Não me parece que Jesus queira elogiar a generosidade da pobre
viúva. Antes, o que ele pretende é desmascarar
a exploração que se realiza através do templo: os ricos contribuem com o que
lhes sobra, enquanto que os pobres são obrigados a dar praticamente tudo o que
têm para viver. Jesus chama atenção para este contraste, e diz que há uma
inversão inaceitável: diferente do que se pensa e se diz, o templo exige mais
dos pobres que dos ricos. É assim que os escribas rapinam as viúvas pobres:
justificando tudo pela contabilidade financeira e pelas aparências piedosas...

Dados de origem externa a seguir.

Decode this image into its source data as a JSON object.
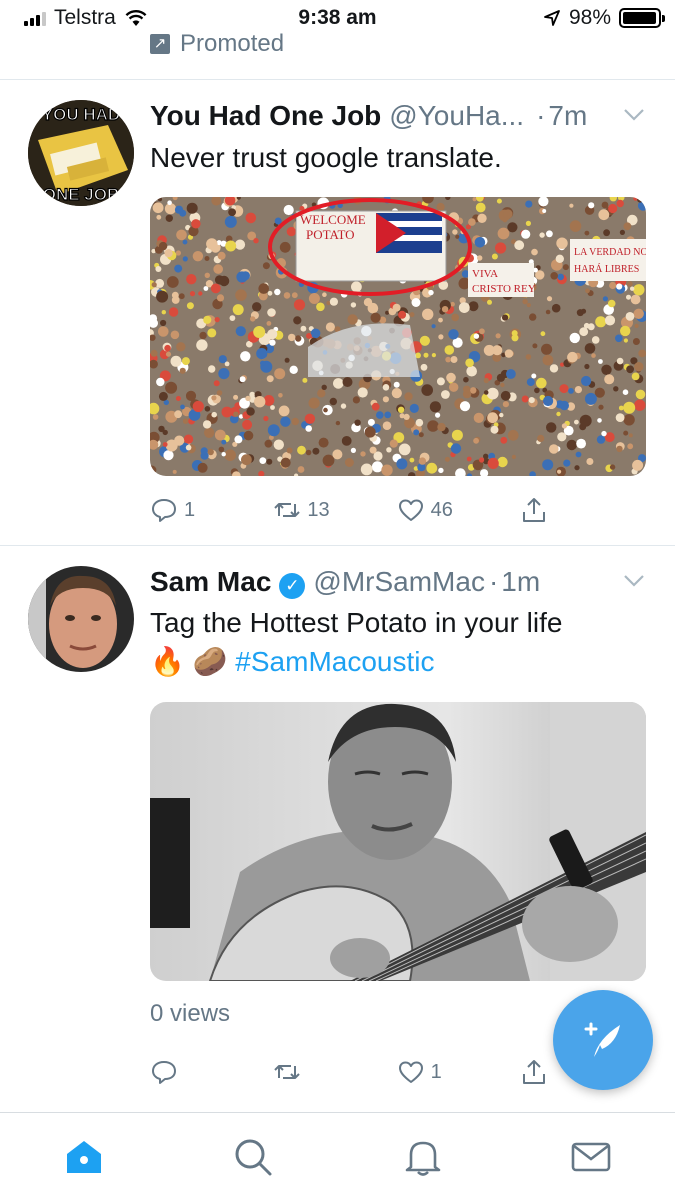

Jesus lamenta a exploração praticada pelo templo e justificada por
mentiras matemáticas e teológicas. Ele não se impressiona com a grandiosidade
do templo, e se irrita com a ausência de justiça e de equidade. Jesus percebe
com clareza que atitudes e práticas piedosas podem esconder injustiças violentas,
e a própria religião pode tornar-se meio de exploração dos mais pobres. Por
isso, convida seus interlocutores a rever as práticas individuais, eclesiais e
sociais. E acrescenta como profecia e ameaça: "Você está vendo estas
grandes construções? Não ficará pedra sobre pedra: tudo será destruído"
(13,2).
Jesus, pregador do
Reino, peregrino nas estradas da Galileia e observador crítico das práticas opressoras
do templo em Jerusalém... Concede-nos a
coragem e a liberdade que necessitamos para denunciar que há um nexo entre a
riqueza de poucos e a pobreza de muitos, e que a desregulamentação liberal das
relações trabalhistas reduz a segurança social e aumenta a exploração sobre os
trabalhadores. Ajuda-nos a não sermos coniventes
com isso, e inspira às nossas Igrejas e a cada um de nós palavras e ações que
instaurem a justiça do teu Reino na terra. Assim seja! Amém!